Le Conseil d’Etat veut faire payer les communes

Neuchâtel • Plutôt que de remettre en question sa politique de dumping fiscal, le Conseil d’Etat cherche à assainir ses finances auprès des communes. Les débats de décembre au Grand Conseil s’annoncent houleux.

Le Conseil d’Etat neuchâtelois vient d’adresser aux député-e-s un rapport dans lequel il propose diverses mesures pour assainir ses finances et qui devra être discuté au Grand Conseil au mois de décembre. Le résumé de ce rapport indique que la diminution brutale des revenus cantonaux appelle un effort d’assainissement «qui n’est plus contesté aujourd’hui». Par contre, ajoutons-nous, les mesures proposées seront combattues avec vigueur par celles et ceux qui veulent une société équilibrée se construisant par concertation plutôt que d’en haut. Les députés du POP au parlement cantonal ont en effet toujours mis en évidence que la baisse de la fiscalité sur les bénéfices des personnes morales allait aggraver les difficultés financières cantonales.

Les holdings au pilori
Au début de son rapport, le Conseil d’Etat évoque «des diminutions brutales» des revenus fiscaux, notamment ceux provenant des personnes morales. On croit rêver, puisque c’est lui-même qui a proposé la réduction de la fiscalité sur les bénéfices des entreprises en se vantant d’être à la pointe par rapport aux autres cantons en matière d’avantages pour l’économie. Aujourd’hui, on constate que les faits donnent raison aux popistes, même si cette position n’est pas reprise par les médias traditionnels.

La deuxième cause des difficultés financières du canton, selon le gouvernement, est la diminution des revenus de transfert provenant de la Confédération via la péréquation financière (RPT). Pour les popistes, cette réalité résulte de la baisse de l’impôt des holdings, qui a été diminué encore plus drastiquement que celui des personnes morales, baisse à laquelle le parti s’est également opposé de longue date. Pour rappel, la réforme de la péréquation financière et de la répartition des tâches entre la Confédération et les cantons (RPT) a été acceptée par une majorité de 64% le 28 novembre 2004. Depuis, un calcul compare la capacité financière des différents cantons et établit une répartition entre eux pour que les plus riches aident les plus pauvres par solidarité. Avec la défiscalisation des holdings, nombre d’entre elles ont rapatrié dans le canton des bénéfices réalisés ailleurs. Très peu taxés, ces bénéfices ne rapportent que peu au canton. En revanche, ils entrent dans le calcul de sa capacité financière et font ainsi baisser les revenus de la péréquation auxquels il a droit.
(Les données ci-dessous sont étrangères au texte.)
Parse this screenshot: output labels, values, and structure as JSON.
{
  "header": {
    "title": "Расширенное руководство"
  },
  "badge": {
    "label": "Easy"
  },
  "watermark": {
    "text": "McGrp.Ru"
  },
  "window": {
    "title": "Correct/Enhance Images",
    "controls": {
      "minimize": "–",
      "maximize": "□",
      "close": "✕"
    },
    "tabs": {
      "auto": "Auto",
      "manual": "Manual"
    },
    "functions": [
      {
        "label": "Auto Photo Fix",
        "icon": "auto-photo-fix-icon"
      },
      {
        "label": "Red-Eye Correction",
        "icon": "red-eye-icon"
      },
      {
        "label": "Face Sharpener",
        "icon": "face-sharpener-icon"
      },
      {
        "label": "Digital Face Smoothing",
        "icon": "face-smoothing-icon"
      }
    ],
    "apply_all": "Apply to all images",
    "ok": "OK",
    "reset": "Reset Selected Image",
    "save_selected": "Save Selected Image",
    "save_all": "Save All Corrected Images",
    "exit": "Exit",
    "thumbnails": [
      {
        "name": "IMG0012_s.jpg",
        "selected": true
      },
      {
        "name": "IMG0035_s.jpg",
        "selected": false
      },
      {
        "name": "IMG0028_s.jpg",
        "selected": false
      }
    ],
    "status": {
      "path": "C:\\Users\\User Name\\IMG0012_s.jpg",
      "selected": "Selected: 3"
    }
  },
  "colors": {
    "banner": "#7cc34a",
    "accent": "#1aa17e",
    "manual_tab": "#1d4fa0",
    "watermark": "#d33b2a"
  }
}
Malgré ces constats, le grand argentier du canton ne semble guère s’interroger sur ses mauvais choix et encore moins sur l’éventualité de les corriger. Le gouvernement continue, tête baissée, d’une part à assainir ses finances par des économies et d’autre part à rechercher de nouvelles ressources ailleurs, mais pas vers ceux qui possèdent de la fortune.

Désaccord des communes
Ainsi, son rapport vise cette fois les communes. Il propose une bascule d’impôt de celles-ci vers l’Etat de deux points pour 2018 et de 2 points supplémentaires en 2019 si aucun accord alternatif n’est trouvé avec elles. Il semble penser que celles-ci sont dans une meilleure situation financière que l’Etat. Si c’est sans doute le cas de certaines, c’est bien différent pour d’autres, mais cet élément n’est, pour le moment, pas pris en compte.

«Les propositions faites par l’Etat aux communes pour discuter d’une participation de leur part à certaines charges portées exclusivement par l’Etat n’ont pour l’heure pas reçu l’accueil souhaité», relève le rapport. Le Conseil d’Etat reconnaît donc que ses propositions ne font pas l’unanimité auprès des communes, mais il ne semble pas en tenir compte et tente, via son rapport, de faire passer sa vision en force. Il n’attend pas le résultat des discussions avec les communes, considérant que les propositions qu’elles ont faites jusqu’à aujourd’hui ne permettent pas d’envisager des améliorations significatives en termes de volumes financiers.

Dans ce nouvel épisode de discorde entre l’autoritarisme entêté de ce Conseil d’Etat, certains n’hésitent pas à prédire que la session de décembre du Grand conseil sera tumultueuse et nous ne leur donnons par tort.